Monday, June 4, 2007

Gilead by M. Robinson

Robinson writes about a Midwestern preacher leaving a written legacy for his son. The novel takes place in 1956 and takes us inside the mind of a preacher with profound wisdom. While it sometimes comes across as an apologia and fireside chat, the content is so beautifully written that we feel privileged to listen to the words of Rev. John Ames.

Some nuggets from this book are too good not to be shared: "A little too much anger, too often or at the wrong time, can destroy more than you would ever imagine. Above all, mind what you say. 'Behold how much wood is kindled by how small a fire, and the tongue is a fire.'"

Aside from advice, Robinson's language will soothe any reader: "The graveyard was about the loneliest place you could imagine. If I were to say it was going back to nature, you might get the idea there was some vitality about the place. But it was parched and sun-stricken. It was hard to imagine the grass had ever been green. Everywhere you stepped, little grasshoppers would fly up by the score, making that snap they do, like striking a match."

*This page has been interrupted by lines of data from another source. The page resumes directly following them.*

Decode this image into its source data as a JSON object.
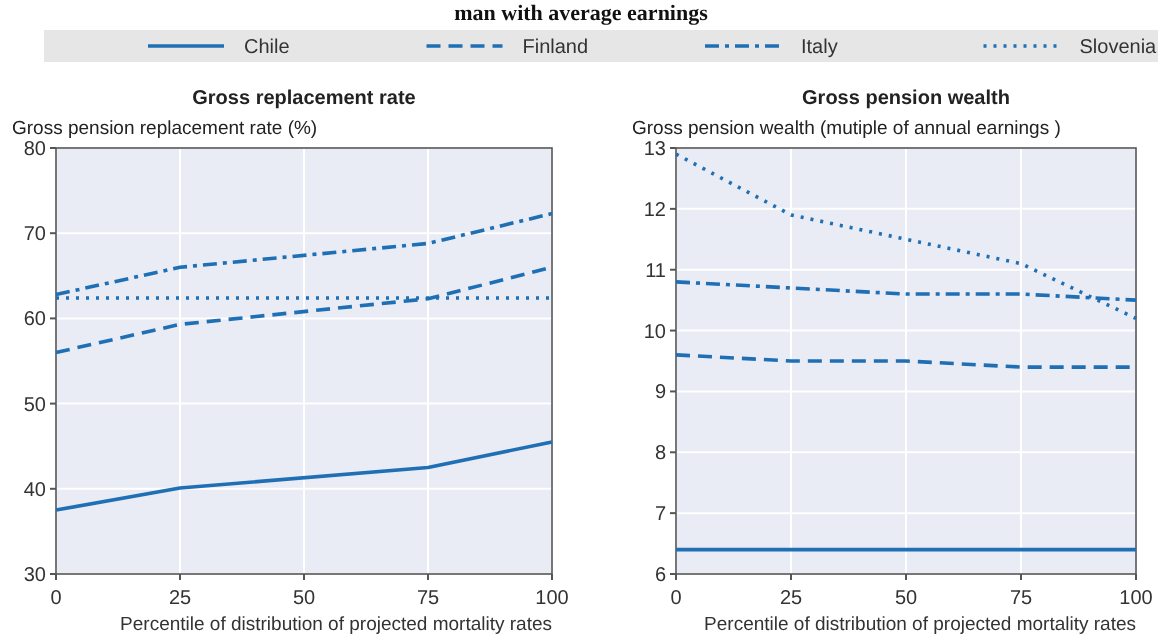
{
  "chart_data": [
    {
      "type": "line",
      "title": "man with average earnings",
      "subtitle": "Gross replacement rate",
      "ylabel": "Gross pension replacement rate (%)",
      "xlabel": "Percentile of distribution of projected mortality rates",
      "xlim": [
        0,
        100
      ],
      "xticks": [
        0,
        25,
        50,
        75,
        100
      ],
      "ylim": [
        30,
        80
      ],
      "yticks": [
        30,
        40,
        50,
        60,
        70,
        80
      ],
      "grid": true,
      "legend": "top",
      "marker": "none",
      "series": [
        {
          "name": "Chile",
          "color": "#1f6fb4",
          "line_style": "solid",
          "x": [
            0,
            25,
            75,
            100
          ],
          "values": [
            37.5,
            40.1,
            42.5,
            45.5
          ]
        },
        {
          "name": "Finland",
          "color": "#1f6fb4",
          "line_style": "dashed",
          "x": [
            0,
            25,
            75,
            100
          ],
          "values": [
            56,
            59.3,
            62.3,
            66
          ]
        },
        {
          "name": "Italy",
          "color": "#1f6fb4",
          "line_style": "dashdot",
          "x": [
            0,
            25,
            75,
            100
          ],
          "values": [
            62.8,
            66,
            68.8,
            72.3
          ]
        },
        {
          "name": "Slovenia",
          "color": "#1f6fb4",
          "line_style": "dotted",
          "x": [
            0,
            25,
            75,
            100
          ],
          "values": [
            62.4,
            62.4,
            62.4,
            62.4
          ]
        }
      ]
    },
    {
      "type": "line",
      "subtitle": "Gross pension wealth",
      "ylabel": "Gross pension wealth (mutiple of annual earnings )",
      "xlabel": "Percentile of distribution of projected mortality rates",
      "xlim": [
        0,
        100
      ],
      "xticks": [
        0,
        25,
        50,
        75,
        100
      ],
      "ylim": [
        6,
        13
      ],
      "yticks": [
        6,
        7,
        8,
        9,
        10,
        11,
        12,
        13
      ],
      "grid": true,
      "marker": "none",
      "series": [
        {
          "color": "#1f6fb4",
          "line_style": "solid",
          "x": [
            0,
            25,
            50,
            75,
            100
          ],
          "values": [
            6.4,
            6.4,
            6.4,
            6.4,
            6.4
          ]
        },
        {
          "color": "#1f6fb4",
          "line_style": "dashed",
          "x": [
            0,
            25,
            50,
            75,
            100
          ],
          "values": [
            9.6,
            9.5,
            9.5,
            9.4,
            9.4
          ]
        },
        {
          "color": "#1f6fb4",
          "line_style": "dashdot",
          "x": [
            0,
            25,
            50,
            75,
            100
          ],
          "values": [
            10.8,
            10.7,
            10.6,
            10.6,
            10.5
          ]
        },
        {
          "color": "#1f6fb4",
          "line_style": "dotted",
          "x": [
            0,
            25,
            50,
            75,
            100
          ],
          "values": [
            12.9,
            11.9,
            11.5,
            11.1,
            10.2
          ]
        }
      ]
    }
  ]
}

Rev. Ames' ability to be self-aware and also transfer his knowledge to us makes him a special character--few characters are written as self-aware, intelligent, and articulate. Knowing his son will spend most of his life fatherless, he writes, "You are drawing those terrible little pictures that you will bring me to admire, and which I will admire because I have not the heart to say one word that you might remember against me." In an age of attention-seeking, Rev. Ames reminds us that humility and quiet compassion still have much to teach this generation. The mere act of reading Robinson's novel will transport you into a slower, more gentle world.